Los políticos siempre quisieron exhibir su poder. Nosotros mandamos, proclamaban y proclaman aún desde parlamentos y plenos, ruedas de prensa y tomas de posesión. Por eso, cuando el sistema se gripó, todas las miradas se volvieron hacia ellos y el clamor popular pasó a reprocharles los sueldos, los chóferes, las escoltas y los asesores. Los episodios de corrupción han dado el tiro de gracia al prestigio de los gobernantes. La incapacidad demostrada a la hora de afrontar la crisis y sus consecuencias les ha dejado KO.

Sin embargo esos cargos electos son desde hace tiempo figuras interpuestas sumidas en una creciente impotencia. Nunca como ahora la economía, y en particular la economía financiera, había sido tan decisiva, tan capaz de mover los hilos y hacer bailar a jefes de estado y de gobierno al son de sus intereses. Obama, el hombre más poderoso de la Tierra, ha discurrido por dos mandatos sometido al complejo industrial-militar, viendo cómo sus proyectos fracasaban uno tras otro y cómo los grupos de presión de la energía o los seguros médicos boicoteaban sus iniciativas.
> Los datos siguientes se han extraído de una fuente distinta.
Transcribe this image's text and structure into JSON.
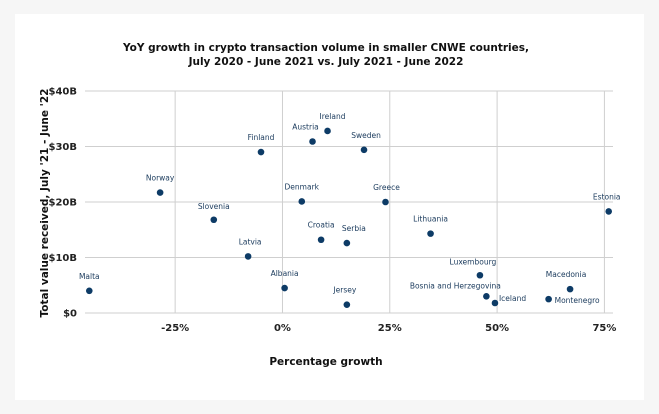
{
  "chart_data": {
    "type": "scatter",
    "title": [
      "YoY growth in crypto transaction volume in smaller CNWE countries,",
      "July 2020 - June 2021 vs. July 2021 - June 2022"
    ],
    "xlabel": "Percentage growth",
    "ylabel": "Total value received, July '21 - June '22",
    "xlim": [
      -46,
      77
    ],
    "ylim": [
      0,
      40
    ],
    "x_ticks": [
      {
        "value": -25,
        "label": "-25%"
      },
      {
        "value": 0,
        "label": "0%"
      },
      {
        "value": 25,
        "label": "25%"
      },
      {
        "value": 50,
        "label": "50%"
      },
      {
        "value": 75,
        "label": "75%"
      }
    ],
    "y_ticks": [
      {
        "value": 0,
        "label": "$0"
      },
      {
        "value": 10,
        "label": "$10B"
      },
      {
        "value": 20,
        "label": "$20B"
      },
      {
        "value": 30,
        "label": "$30B"
      },
      {
        "value": 40,
        "label": "$40B"
      }
    ],
    "points": [
      {
        "name": "Malta",
        "x": -45,
        "y": 4
      },
      {
        "name": "Norway",
        "x": -28.5,
        "y": 21.7
      },
      {
        "name": "Slovenia",
        "x": -16,
        "y": 16.8
      },
      {
        "name": "Latvia",
        "x": -8,
        "y": 10.2
      },
      {
        "name": "Finland",
        "x": -5,
        "y": 29
      },
      {
        "name": "Albania",
        "x": 0.5,
        "y": 4.5
      },
      {
        "name": "Denmark",
        "x": 4.5,
        "y": 20.1
      },
      {
        "name": "Austria",
        "x": 7,
        "y": 30.9
      },
      {
        "name": "Croatia",
        "x": 9,
        "y": 13.2
      },
      {
        "name": "Ireland",
        "x": 10.5,
        "y": 32.8
      },
      {
        "name": "Serbia",
        "x": 15,
        "y": 12.6
      },
      {
        "name": "Jersey",
        "x": 15,
        "y": 1.5
      },
      {
        "name": "Sweden",
        "x": 19,
        "y": 29.4
      },
      {
        "name": "Greece",
        "x": 24,
        "y": 20
      },
      {
        "name": "Lithuania",
        "x": 34.5,
        "y": 14.3
      },
      {
        "name": "Luxembourg",
        "x": 46,
        "y": 6.8
      },
      {
        "name": "Bosnia and Herzegovina",
        "x": 47.5,
        "y": 3
      },
      {
        "name": "Iceland",
        "x": 49.5,
        "y": 1.8
      },
      {
        "name": "Montenegro",
        "x": 62,
        "y": 2.5
      },
      {
        "name": "Macedonia",
        "x": 67,
        "y": 4.3
      },
      {
        "name": "Estonia",
        "x": 76,
        "y": 18.3
      }
    ]
  }
}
En Europa, Merkel no pasa de ser la portavoz de la banca alemana y Hollande, la última gran esperanza socialdemócrata, ha acabado siendo... nadie. Rajoy es un mandao que apenas podría poner un pero a los dictados (más o menos sutiles) de esos personajes (miembros de familias importantes, altísimos burócratas de las grandes compañías, financieros de relieve) que hemos visto desfilar por los funerales de Emilio Botín o Isidoro Álvarez. Así, España se somete a los oligopolios (el último en configurarse, el de las telecomunicaciones) y la deuda pública se dispara mientras el Estado rescata las autopistas de peaje o indemniza con una cantidad astronómica a Florentino Pérez por el fiasco de las depósitos naturales de gas en el Mediterráneo.

La élite se ha reorganizado. Ha creado sinergias entre sus diversos intereses y negocios. Ha incrementado su capacidad de presión. Ejerce su control en las instituciones. Y seguramente observa con una media sonrisa cómo los pobres políticos soportan la ira ciudadana, sometidos al rigor del voto.